Question: How much does an employee’s conduct away from the workplace, but related to the employer — such as playing on a company-sponsored softball team — fall under the employer’s jurisdiction? Can an employer discipline the employee or be liable for any misconduct in such circumstances?
Answer: It is generally recognized that an employee’s off-duty conduct can attract discipline if the conduct interferes with and prejudices the employer’s business interests and operations, or its public reputation.
There are a number of cases in Canada where summary dismissal was found justifiable for off-duty conduct:
• A bank teller who was having an extracurricular relationship with a bank robber, thereby jeopardizing the employer’s interests. (Canadian Imperial Bank of Commerce v. Boisvert.)
• A social worker who did not reveal to her employer that she had become involved with a man convicted of a sexual offence who was receiving sexual abuse counselling through the employer. (Smith v. Kamloops & District Elizabeth Fry Society.)
• An employee at one of the City of Guelph’s largest employers — which actively promoted and contributed to the community and elementary school-aged children’s programs — who was charged with accessing and possessing child pornography. (Kelly v. Linamar Corp.)
We know that what’s considered the “workplace” may extend to company-sponsored or supported social events held during non-working hours. Employer codes of conduct often address that.
In such circumstances, an employee’s off-duty conduct that is employer-related can justify discharge more easily than true off-duty conduct.
Hockey tournament highlights
An interesting 1981 decision involved an employer-sponsored hockey tournament. As it turned out, the off-duty conduct, although having an impact on the employer, was not sufficient to uphold the discharge.

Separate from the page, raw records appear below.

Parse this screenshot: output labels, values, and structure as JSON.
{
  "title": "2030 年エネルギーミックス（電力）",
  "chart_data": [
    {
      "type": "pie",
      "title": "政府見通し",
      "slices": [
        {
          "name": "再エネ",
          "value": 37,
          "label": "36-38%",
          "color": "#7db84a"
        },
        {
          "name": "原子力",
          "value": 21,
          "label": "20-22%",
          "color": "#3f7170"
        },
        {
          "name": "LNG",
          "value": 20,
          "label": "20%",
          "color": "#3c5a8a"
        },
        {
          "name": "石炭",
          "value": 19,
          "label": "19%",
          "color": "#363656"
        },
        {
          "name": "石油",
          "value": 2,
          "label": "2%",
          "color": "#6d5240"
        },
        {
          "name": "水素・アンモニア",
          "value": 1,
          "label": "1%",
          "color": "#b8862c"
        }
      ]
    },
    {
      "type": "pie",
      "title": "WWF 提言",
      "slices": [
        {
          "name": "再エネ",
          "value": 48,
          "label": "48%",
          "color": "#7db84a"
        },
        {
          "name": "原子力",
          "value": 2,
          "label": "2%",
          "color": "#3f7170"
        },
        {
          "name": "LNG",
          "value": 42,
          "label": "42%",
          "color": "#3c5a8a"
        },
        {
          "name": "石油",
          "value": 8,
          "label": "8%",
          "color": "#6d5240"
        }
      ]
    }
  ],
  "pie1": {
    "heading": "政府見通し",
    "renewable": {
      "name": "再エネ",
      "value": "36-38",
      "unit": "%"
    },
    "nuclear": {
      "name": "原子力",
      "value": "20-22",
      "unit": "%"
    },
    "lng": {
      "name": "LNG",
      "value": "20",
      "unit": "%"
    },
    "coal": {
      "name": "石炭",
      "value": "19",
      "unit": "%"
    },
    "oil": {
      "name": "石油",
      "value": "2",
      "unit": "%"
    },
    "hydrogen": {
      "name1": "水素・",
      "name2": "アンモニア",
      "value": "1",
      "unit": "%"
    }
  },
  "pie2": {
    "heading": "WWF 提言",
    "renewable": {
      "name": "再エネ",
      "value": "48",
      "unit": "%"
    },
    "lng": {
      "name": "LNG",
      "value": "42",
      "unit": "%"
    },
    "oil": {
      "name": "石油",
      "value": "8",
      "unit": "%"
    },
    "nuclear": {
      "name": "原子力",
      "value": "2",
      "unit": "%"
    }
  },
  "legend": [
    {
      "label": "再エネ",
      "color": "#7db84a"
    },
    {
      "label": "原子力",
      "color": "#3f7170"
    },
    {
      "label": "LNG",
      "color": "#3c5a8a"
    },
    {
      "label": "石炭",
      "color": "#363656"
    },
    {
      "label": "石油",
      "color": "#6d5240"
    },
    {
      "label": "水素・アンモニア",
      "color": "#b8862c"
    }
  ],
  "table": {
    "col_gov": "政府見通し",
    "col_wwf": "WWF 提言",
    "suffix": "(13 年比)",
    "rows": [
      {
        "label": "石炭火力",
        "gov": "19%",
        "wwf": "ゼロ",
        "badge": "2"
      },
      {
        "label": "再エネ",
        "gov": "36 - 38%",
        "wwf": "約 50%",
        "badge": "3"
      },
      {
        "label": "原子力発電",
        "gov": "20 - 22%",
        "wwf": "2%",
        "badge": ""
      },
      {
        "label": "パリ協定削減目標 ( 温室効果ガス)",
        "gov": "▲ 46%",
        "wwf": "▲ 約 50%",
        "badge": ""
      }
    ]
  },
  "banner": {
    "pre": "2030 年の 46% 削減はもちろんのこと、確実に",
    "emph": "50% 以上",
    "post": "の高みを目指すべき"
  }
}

In Harris v. Eastern Provincial Airways (1963) Ltd., a 30-year-old employee claimed wrongful dismissal because of incidents that occurred during his off-duty time. Eastern Provincial employees organized a hockey tournament with teams and guests invited from several other operations of Eastern Provincial.

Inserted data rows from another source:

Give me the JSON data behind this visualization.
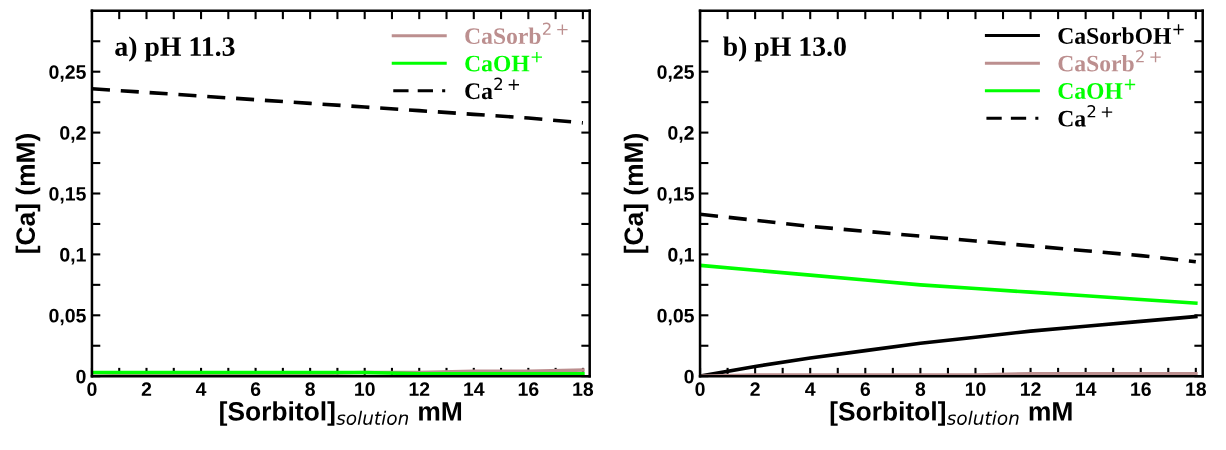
{
  "chart_data": [
    {
      "type": "line",
      "title": "a) pH 11.3",
      "xlabel": "[Sorbitol]$_{solution}$ mM",
      "ylabel": "[Ca] (mM)",
      "x": [
        0,
        2,
        4,
        6,
        8,
        10,
        12,
        14,
        16,
        18
      ],
      "series": [
        {
          "name": "CaSorb$^{2+}$",
          "color": "#bc8f8f",
          "line_style": "solid",
          "values": [
            0.0,
            0.001,
            0.001,
            0.002,
            0.002,
            0.003,
            0.003,
            0.004,
            0.004,
            0.005
          ]
        },
        {
          "name": "CaOH$^{+}$",
          "color": "#00ff00",
          "line_style": "solid",
          "values": [
            0.003,
            0.003,
            0.003,
            0.003,
            0.003,
            0.003,
            0.002,
            0.002,
            0.002,
            0.002
          ]
        },
        {
          "name": "Ca$^{2+}$",
          "color": "#000000",
          "line_style": "dashed",
          "values": [
            0.236,
            0.233,
            0.23,
            0.227,
            0.224,
            0.221,
            0.218,
            0.215,
            0.212,
            0.208
          ]
        }
      ],
      "xlim": [
        0,
        18.25
      ],
      "ylim": [
        0,
        0.3
      ],
      "xticks": [
        0,
        {
          "value": 1,
          "label": null
        },
        2,
        {
          "value": 3,
          "label": null
        },
        4,
        {
          "value": 5,
          "label": null
        },
        6,
        {
          "value": 7,
          "label": null
        },
        8,
        {
          "value": 9,
          "label": null
        },
        10,
        {
          "value": 11,
          "label": null
        },
        12,
        {
          "value": 13,
          "label": null
        },
        14,
        {
          "value": 15,
          "label": null
        },
        16,
        {
          "value": 17,
          "label": null
        },
        18
      ],
      "yticks": [
        0,
        {
          "value": 0.025,
          "label": null
        },
        {
          "value": 0.05,
          "label": "0,05"
        },
        {
          "value": 0.075,
          "label": null
        },
        {
          "value": 0.1,
          "label": "0,1"
        },
        {
          "value": 0.125,
          "label": null
        },
        {
          "value": 0.15,
          "label": "0,15"
        },
        {
          "value": 0.175,
          "label": null
        },
        {
          "value": 0.2,
          "label": "0,2"
        },
        {
          "value": 0.225,
          "label": null
        },
        {
          "value": 0.25,
          "label": "0,25"
        },
        {
          "value": 0.275,
          "label": null
        }
      ],
      "grid": false,
      "legend": "top right",
      "marker": "none"
    },
    {
      "type": "line",
      "title": "b) pH 13.0",
      "xlabel": "[Sorbitol]$_{solution}$ mM",
      "ylabel": "[Ca] (mM)",
      "x": [
        0,
        2,
        4,
        6,
        8,
        10,
        12,
        14,
        16,
        18
      ],
      "series": [
        {
          "name": "CaSorbOH$^{+}$",
          "color": "#000000",
          "line_style": "solid",
          "values": [
            0.0,
            0.008,
            0.015,
            0.021,
            0.027,
            0.032,
            0.037,
            0.041,
            0.045,
            0.049
          ]
        },
        {
          "name": "CaSorb$^{2+}$",
          "color": "#bc8f8f",
          "line_style": "solid",
          "values": [
            0.0,
            0.001,
            0.001,
            0.001,
            0.001,
            0.001,
            0.002,
            0.002,
            0.002,
            0.002
          ]
        },
        {
          "name": "CaOH$^{+}$",
          "color": "#00ff00",
          "line_style": "solid",
          "values": [
            0.091,
            0.087,
            0.083,
            0.079,
            0.075,
            0.072,
            0.069,
            0.066,
            0.063,
            0.06
          ]
        },
        {
          "name": "Ca$^{2+}$",
          "color": "#000000",
          "line_style": "dashed",
          "values": [
            0.133,
            0.128,
            0.123,
            0.119,
            0.115,
            0.111,
            0.107,
            0.103,
            0.099,
            0.094
          ]
        }
      ],
      "xlim": [
        0,
        18.25
      ],
      "ylim": [
        0,
        0.3
      ],
      "xticks": [
        0,
        {
          "value": 1,
          "label": null
        },
        2,
        {
          "value": 3,
          "label": null
        },
        4,
        {
          "value": 5,
          "label": null
        },
        6,
        {
          "value": 7,
          "label": null
        },
        8,
        {
          "value": 9,
          "label": null
        },
        10,
        {
          "value": 11,
          "label": null
        },
        12,
        {
          "value": 13,
          "label": null
        },
        14,
        {
          "value": 15,
          "label": null
        },
        16,
        {
          "value": 17,
          "label": null
        },
        18
      ],
      "yticks": [
        0,
        {
          "value": 0.025,
          "label": null
        },
        {
          "value": 0.05,
          "label": "0,05"
        },
        {
          "value": 0.075,
          "label": null
        },
        {
          "value": 0.1,
          "label": "0,1"
        },
        {
          "value": 0.125,
          "label": null
        },
        {
          "value": 0.15,
          "label": "0,15"
        },
        {
          "value": 0.175,
          "label": null
        },
        {
          "value": 0.2,
          "label": "0,2"
        },
        {
          "value": 0.225,
          "label": null
        },
        {
          "value": 0.25,
          "label": "0,25"
        },
        {
          "value": 0.275,
          "label": null
        }
      ],
      "grid": false,
      "legend": "top right",
      "marker": "none"
    }
  ]
}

The company made a financial contribution and provided transportation. In all other respects, the activity was organized by a committee of employees.

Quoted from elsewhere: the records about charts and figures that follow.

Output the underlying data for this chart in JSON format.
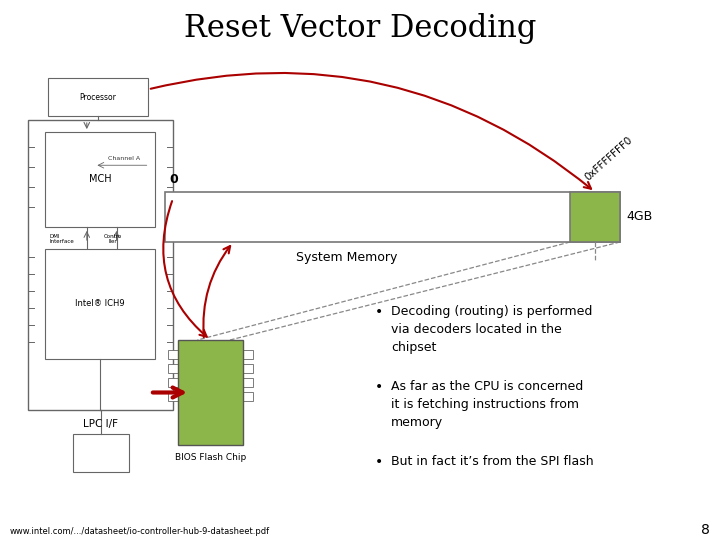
{
  "title": "Reset Vector Decoding",
  "title_fontsize": 22,
  "bg_color": "#ffffff",
  "footer_text": "www.intel.com/.../datasheet/io-controller-hub-9-datasheet.pdf",
  "page_num": "8",
  "bullet_points": [
    "Decoding (routing) is performed\nvia decoders located in the\nchipset",
    "As far as the CPU is concerned\nit is fetching instructions from\nmemory",
    "But in fact it’s from the SPI flash"
  ],
  "green_color": "#8db64a",
  "red_color": "#aa0000",
  "dark_color": "#333333",
  "mid_color": "#777777",
  "dashed_color": "#888888"
}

This employee consumed excessive amounts of alcohol and was jumping up and down on a hotel bed with a co-worker. The bed broke.
Later, the employee was in the vicinity of the hotel where a glass door was broken, but was not an active participant. The worker also stepped in to help a co-worker during a fight.
While the employer dismissed the employee, the court concluded the misconduct was isolated and termination was too heavy-handed:
“While the (employer) had cause to be annoyed with the (worker) for not setting a better example to his fellow employees, his misconduct did not diminish his ability to fulfill the conditions of his employment as station manager, duly and faithfully, nor was it, to any appreciable extent, prejudicial to the interests or reputation of the defendant,” said the court. “He should not have been responsible for the breaking of the glass or the fighting. The rest did not justify his dismissal without notice.”
Protecting your reputation
What is the best way to protect an employer’s public reputation or business interests in these cases? In some cases, such as Kelly v. Linamar, no policy would be required to uphold termination if the employer can show the employee’s activity could harm its public reputation or business interests.
Generally speaking, a policy setting forth what is expected of employees at company-sponsored events, or a code of conduct that clearly spells out expectations and disciplinary consequences, may help to deter improper behaviour or provide some force to the disciplinary response if improper behaviour occurs.
For more information see:
• Canadian Imperial Bank of Commerce v. Boisvert, 1986 CarswellNat 206 (Fed. C.A.).
• Smith v. Kamloops & District Elizabeth Fry Society, 1995 CarswellBC 162 (B.C. S.C.).
• Kelly v. Linamar Corp., 2005 CarswellOnt 6611 (Ont. S.C.J.).
• Harris v. Eastern Provincial Airways (1963) Ltd., 1981 Carswell-Nfld 164 (Nfld. T.D.).